CX is often mistaken for customer service alone. How can brands ensure that the promises made in creative campaigns truly align with the lived customer experience? 

This misalignment remains common. Campaigns generate aspiration and attention, but if the product or service experience cannot deliver on that promise, trust erodes quickly. 

“Customer experience spans the entire lifecycle — from acquisition through conversion, onboarding, engagement, growth, and loyalty.” 

Campaign success should not be measured solely by engagement metrics, but by the behavioural outcomes it drives: adoption, retention, and lifetime value.

We work with clients to map the end-to-end journey and identify where data can be  captured intentionally to move customers forward. It is not enough to create  awareness; campaigns must lead to meaningful action.  

If marketing communicates premium service but operational systems create friction, perception suffers. When campaigns are backed by intentional value exchange — personalised follow-up, seamless onboarding, relevant next-best actions — the relationship strengthens.  
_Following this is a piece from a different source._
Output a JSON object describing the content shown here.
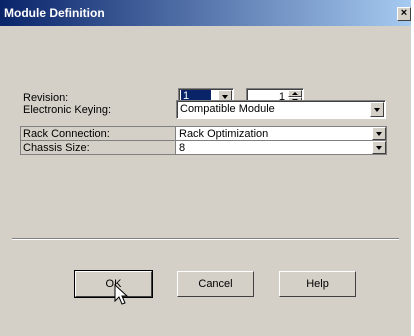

True alignment requires shared accountability across marketing, product, and operations. Only then does creativity translate into sustained commercial impact.  

Looking ahead to 2026, what will define the new gold standard for  world-class customer experience in the region?  

“By 2026, the gold standard will be defined by brands acting as intelligent  concierges for their customers.”  

This means recognising customers across channels, offering proactive and real-time recommendations, and mastering the brilliant basics of reliability, clarity, timelines, reassurance and ease  before layering innovation on top.  

Leading organisations will operate continuous test-and-learn programs, piloting use cases tied to clearly defined customer and business KPIs. Even small improvements, when aligned to measurable objectives, can create a significant revenue impact.  

Importantly, brands must define the differentiated space they intend to own. They cannot be everything to everyone. Purpose and authentic experience principles must guide experience design and delivery.  

The strongest CX ecosystems will demonstrate measurable ROI, operational coherence, and emotional relevance. They will integrate brand, technology, and customer-centric culture into one unified system.  

The brands that win in this region will not only be those who innovate, but rather those who differentiate through intentional, accountable, and culturally intelligent experience execution.